A libertarian-leaning columnist who applies sharp, contrarian logic to debates on economics, business, and public policy.
Megan McArdle carved a distinct niche in political journalism by questioning conventional wisdom with a data-driven, often libertarian perspective. Born in 1973, she worked in the private sector before turning to blogging, where her clear, argumentative style on sites like The Daily Beast and The Atlantic gained a devoted readership. Now a columnist for The Washington Post, she dissects topics from healthcare and financial crises to technology and culture, frequently challenging both left and right orthodoxies. Her writing is less about partisan allegiance and more about the practical consequences of policy, informed by a deep belief in market forces and individual choice. McArdle's influence lies in her ability to frame complex economic issues in accessible, provocative terms that spark debate beyond the op-ed page.
1965–1980
The latchkey kids. Raised during divorce, recession, and the end of the Cold War. Skeptical, self-reliant, media-literate. They invented indie culture, grunge, and the early internet — then watched the Boomers take credit.

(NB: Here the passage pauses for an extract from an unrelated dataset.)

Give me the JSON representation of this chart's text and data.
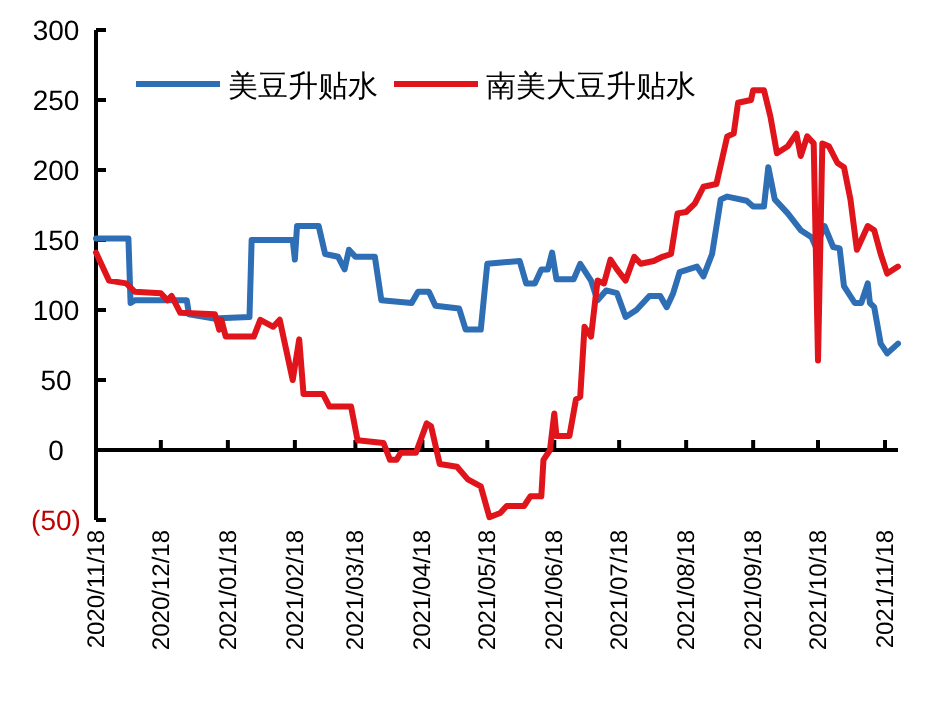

Megan was born in 1973, placing them squarely in the Generation X. The events that shaped this generation — economic uncertainty, the end of the Cold War, and the rise of personal computing — shaped the world they entered and the choices available to them.
The biggest hits of 1973
#1 Movie
The Exorcist
Best Picture
The Sting
#1 TV Show
All in the Family
The world at every milestone
US withdraws from Vietnam; Roe v. Wade decided
First test-tube baby born
Challenger disaster; Chernobyl nuclear meltdown
Berlin Wall falls; Tiananmen Square protests
Soviet Union dissolves; World Wide Web goes public
Nelson Mandela elected president of South Africa
US invades Iraq; Human Genome Project completed
Edward Snowden reveals NSA surveillance programs
ChatGPT goes mainstream; Israel-Hamas war begins
She holds an MBA from the University of Chicago Booth School of Business.
She worked as a consultant for a time before becoming a full-time writer.
She is married to journalist Peter Suderman, who is also a policy writer.
She was once a vice president at the consulting firm Cantor Fitzgerald.
“The problem is that when we try to make everyone secure against all possible risks, we usually end up reducing the risks that are easiest to manage, while increasing the ones that are hardest to see.”